Donc, en retard ? Ai-je perdu du temps? A ma grande surprise, non. Je suis plutôt en avance en 5e et 4e, c’est plus mitigé en 3e. Je trouve surtout que les choses sont mieux maîtrisées. Les 5e m’ont fait remarquer un jour que lors de l’écoute d’un document son, ils comprenaient parce « qu’il y a(vait) du vocabulaire que l’ont avait vu dans la séquence d’avant, donc on a pu comprendre parce que ces mots on les a appris ». Je n’avais d’ailleurs jamais étudié ce document aussi vite qu’avec eux…On est donc arrivé à la conclusion que plus on apprenait, plus on y arrivait. (pas aussi simple que ça mais bon, c’est une belle façon de voir les choses…).

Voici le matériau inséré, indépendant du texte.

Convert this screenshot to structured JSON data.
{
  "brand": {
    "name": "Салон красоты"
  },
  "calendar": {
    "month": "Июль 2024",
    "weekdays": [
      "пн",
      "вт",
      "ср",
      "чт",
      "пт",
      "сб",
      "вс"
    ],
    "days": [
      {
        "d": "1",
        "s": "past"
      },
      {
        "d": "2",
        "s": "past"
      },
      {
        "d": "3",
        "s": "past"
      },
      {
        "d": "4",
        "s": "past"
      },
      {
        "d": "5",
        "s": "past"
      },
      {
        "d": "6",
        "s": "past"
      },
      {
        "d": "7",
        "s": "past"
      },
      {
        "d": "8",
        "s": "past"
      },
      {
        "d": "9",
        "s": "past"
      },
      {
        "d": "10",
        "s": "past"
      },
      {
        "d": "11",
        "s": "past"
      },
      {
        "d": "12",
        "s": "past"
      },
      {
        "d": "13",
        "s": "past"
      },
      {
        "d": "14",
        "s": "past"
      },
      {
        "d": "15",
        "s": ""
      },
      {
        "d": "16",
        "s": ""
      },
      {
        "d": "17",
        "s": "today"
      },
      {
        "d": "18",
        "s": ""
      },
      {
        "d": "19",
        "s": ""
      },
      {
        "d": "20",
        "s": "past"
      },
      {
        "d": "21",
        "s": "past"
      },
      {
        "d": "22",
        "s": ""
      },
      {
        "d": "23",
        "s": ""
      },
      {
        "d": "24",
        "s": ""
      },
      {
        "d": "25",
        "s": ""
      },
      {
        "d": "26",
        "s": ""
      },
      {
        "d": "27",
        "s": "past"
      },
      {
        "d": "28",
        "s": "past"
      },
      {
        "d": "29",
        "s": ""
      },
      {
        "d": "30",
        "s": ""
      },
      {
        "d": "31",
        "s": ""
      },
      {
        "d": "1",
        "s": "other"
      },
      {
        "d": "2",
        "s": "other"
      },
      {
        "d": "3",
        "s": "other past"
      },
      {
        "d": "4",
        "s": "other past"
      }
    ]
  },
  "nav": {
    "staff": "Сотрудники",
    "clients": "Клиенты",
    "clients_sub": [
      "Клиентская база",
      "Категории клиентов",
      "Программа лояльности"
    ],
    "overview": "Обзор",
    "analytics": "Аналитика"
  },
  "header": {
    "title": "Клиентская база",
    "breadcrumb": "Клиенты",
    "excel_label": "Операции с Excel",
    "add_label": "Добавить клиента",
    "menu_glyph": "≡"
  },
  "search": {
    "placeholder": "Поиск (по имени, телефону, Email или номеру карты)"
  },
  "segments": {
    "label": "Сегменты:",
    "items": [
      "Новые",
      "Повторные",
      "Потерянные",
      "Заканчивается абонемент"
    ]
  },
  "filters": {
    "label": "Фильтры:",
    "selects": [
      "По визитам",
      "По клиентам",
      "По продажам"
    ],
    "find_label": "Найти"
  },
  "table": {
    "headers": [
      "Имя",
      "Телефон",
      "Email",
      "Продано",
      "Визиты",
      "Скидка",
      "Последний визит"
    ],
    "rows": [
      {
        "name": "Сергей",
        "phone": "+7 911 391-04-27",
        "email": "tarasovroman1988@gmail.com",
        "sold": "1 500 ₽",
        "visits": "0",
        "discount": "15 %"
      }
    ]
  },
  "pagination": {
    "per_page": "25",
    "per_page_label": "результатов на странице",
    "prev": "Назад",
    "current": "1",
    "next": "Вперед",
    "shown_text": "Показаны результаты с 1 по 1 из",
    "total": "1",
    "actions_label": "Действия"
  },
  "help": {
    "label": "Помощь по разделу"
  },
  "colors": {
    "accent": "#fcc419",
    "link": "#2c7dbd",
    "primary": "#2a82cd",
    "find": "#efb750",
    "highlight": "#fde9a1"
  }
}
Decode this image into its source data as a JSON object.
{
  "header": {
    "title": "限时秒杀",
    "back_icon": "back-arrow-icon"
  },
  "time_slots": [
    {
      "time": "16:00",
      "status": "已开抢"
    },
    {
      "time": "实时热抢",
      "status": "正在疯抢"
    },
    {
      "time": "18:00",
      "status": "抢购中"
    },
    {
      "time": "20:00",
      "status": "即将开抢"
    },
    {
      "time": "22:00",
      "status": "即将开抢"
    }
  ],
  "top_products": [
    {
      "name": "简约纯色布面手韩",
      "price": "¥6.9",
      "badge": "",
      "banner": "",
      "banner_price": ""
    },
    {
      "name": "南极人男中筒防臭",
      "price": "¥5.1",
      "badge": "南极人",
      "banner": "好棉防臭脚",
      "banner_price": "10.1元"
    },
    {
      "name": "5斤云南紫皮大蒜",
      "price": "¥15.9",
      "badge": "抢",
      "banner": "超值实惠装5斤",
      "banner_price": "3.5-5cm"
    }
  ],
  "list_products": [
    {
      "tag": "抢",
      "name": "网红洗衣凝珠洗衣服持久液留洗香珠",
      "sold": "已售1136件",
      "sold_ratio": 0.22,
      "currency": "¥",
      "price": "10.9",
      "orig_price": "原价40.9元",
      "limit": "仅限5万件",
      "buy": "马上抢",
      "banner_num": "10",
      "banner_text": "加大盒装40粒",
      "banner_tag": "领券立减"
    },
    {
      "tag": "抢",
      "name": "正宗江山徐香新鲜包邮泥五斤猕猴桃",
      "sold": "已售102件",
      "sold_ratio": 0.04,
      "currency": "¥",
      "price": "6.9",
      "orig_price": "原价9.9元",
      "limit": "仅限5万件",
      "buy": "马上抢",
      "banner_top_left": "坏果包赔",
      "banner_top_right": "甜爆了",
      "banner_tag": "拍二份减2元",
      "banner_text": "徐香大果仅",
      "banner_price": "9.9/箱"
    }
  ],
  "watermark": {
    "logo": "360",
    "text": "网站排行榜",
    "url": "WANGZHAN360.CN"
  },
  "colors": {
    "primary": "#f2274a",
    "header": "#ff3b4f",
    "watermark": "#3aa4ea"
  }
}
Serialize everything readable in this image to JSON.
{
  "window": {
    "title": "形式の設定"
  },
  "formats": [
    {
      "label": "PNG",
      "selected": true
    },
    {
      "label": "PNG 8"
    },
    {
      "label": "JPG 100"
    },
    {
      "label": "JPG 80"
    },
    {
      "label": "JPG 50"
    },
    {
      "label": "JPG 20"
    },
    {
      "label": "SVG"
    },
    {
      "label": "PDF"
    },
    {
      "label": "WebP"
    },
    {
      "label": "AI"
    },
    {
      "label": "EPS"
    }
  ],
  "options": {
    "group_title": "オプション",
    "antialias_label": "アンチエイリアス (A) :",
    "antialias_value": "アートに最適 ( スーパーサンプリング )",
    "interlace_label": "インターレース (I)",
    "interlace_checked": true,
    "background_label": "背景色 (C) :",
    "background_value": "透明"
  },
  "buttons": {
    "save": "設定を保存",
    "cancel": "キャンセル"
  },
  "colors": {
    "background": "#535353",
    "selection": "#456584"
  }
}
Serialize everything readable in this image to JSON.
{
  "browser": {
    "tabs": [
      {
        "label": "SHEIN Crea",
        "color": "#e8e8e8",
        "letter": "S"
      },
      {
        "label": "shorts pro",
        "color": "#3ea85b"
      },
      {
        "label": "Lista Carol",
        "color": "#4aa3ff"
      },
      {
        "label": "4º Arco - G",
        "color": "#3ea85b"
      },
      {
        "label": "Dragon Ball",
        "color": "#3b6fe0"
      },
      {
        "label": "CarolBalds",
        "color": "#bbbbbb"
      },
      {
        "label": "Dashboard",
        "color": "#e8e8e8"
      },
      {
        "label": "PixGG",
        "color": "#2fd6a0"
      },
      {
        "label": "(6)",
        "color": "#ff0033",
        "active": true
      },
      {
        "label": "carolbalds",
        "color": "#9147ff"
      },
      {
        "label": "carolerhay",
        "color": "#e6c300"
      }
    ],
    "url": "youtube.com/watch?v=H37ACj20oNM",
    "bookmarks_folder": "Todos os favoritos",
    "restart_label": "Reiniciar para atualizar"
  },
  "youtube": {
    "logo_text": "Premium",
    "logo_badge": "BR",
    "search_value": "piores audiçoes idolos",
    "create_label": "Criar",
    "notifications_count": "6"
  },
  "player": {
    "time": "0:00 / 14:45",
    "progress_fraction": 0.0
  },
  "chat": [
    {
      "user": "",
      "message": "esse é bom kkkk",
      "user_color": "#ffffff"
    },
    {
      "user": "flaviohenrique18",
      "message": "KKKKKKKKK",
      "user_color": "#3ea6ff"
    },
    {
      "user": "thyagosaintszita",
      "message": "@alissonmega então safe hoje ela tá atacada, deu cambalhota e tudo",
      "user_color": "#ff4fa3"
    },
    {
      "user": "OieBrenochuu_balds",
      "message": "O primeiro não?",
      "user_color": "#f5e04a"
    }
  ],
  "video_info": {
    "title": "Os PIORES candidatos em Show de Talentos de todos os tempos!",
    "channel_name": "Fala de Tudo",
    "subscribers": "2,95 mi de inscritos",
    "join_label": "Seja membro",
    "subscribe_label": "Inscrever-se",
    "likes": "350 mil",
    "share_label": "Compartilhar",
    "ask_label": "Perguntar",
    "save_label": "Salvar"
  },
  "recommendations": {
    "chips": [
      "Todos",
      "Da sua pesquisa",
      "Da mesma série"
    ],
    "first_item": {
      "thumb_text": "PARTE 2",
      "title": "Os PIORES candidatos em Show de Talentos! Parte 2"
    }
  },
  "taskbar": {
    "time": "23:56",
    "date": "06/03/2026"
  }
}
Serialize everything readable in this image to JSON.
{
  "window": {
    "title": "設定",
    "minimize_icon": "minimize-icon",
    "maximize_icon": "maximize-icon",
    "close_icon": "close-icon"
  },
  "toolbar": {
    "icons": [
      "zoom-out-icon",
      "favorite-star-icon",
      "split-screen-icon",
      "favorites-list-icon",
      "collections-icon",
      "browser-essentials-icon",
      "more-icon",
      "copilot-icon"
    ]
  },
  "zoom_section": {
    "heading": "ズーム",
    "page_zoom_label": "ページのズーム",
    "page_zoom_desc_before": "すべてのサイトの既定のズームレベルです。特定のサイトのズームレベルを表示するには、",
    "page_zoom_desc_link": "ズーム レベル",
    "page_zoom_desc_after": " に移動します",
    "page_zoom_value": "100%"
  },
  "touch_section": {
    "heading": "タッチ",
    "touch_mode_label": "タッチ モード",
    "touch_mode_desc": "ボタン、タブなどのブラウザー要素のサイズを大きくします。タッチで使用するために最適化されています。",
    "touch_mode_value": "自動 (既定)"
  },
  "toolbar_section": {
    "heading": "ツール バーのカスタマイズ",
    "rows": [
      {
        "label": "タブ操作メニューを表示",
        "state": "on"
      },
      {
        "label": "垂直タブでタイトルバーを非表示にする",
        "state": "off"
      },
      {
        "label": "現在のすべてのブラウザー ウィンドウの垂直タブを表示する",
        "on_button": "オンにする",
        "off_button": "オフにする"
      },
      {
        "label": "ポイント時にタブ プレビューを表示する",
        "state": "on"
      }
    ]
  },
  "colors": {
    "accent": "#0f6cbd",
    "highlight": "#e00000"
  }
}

Font-ils tous le travail ? Pas tous, presque. J’ai aussi des élèves qui bloquent, refusent. Je continue à leur montrer que je ne cède pas, que cela doit être su, que de toute façon ils devront me prouver qu’ils ont appris, que je vais prendre le temps, que je ne vais pas céder, que je vais les solliciter, que je vais leur dire « tu ne savais pas, je te donne rendez-vous tel jour, telle heure, tu viendras me réciter ». Ils jouent le jeu. La note n’est pas un jugement, mais le reflet d’un degré de maîtrise ou de connaissance. Ce n’est pas une sanction, on peut repasser une évaluation si on pense que l’on sait mieux, que l’on comprend mieux après plus de travail. Cela change totalement le rapport à l’évaluation. Et au professeur.

Auparavant, mon approche « ils n’apprennent pas, je laisse tomber, j’avance » (que je ne renie pas, c’est aussi un mécanisme de survie, je faisais comme je pouvais) aboutissait à la chose suivante chez mes élèves : « autant ne pas faire l’effort puisqu’il s’en fiche, de toute façon je ne comprends rien » (et d’autant moins que puisque le cours 1 n’était pas su, je ne pouvais pas rajouter de connaissances à savoir dans le cours 2 basées sur celle du cours 1, non-su donc). Je m’en rends compte a posteriori depuis que j’ai changé d’approche.

J’ai aussi appris la souplesse. Je donne des objectifs aux plus faibles : « moitié du cours su, moitié des points. Bien sûr tu peux améliorer ton score en me récitant tout un peu plus tard. » Les élèves qui ont le plus de mal à mémoriser ont donc le temps. Je raccroche le fait d’apprendre le cours, les règles, la conjugaison à du concret. On apprend pour être capable de faire. Capable d’écrire sur le blog au sujet de la sortie spéléologie, capable de parler en visioconférence à son correspondant américain de son dernier week-end et de se renseigner. On verra alors qu’on est compris de l’autre côté de l’Atlantique, que l’on comprend aussi. Que l’on comprend de mieux en mieux même.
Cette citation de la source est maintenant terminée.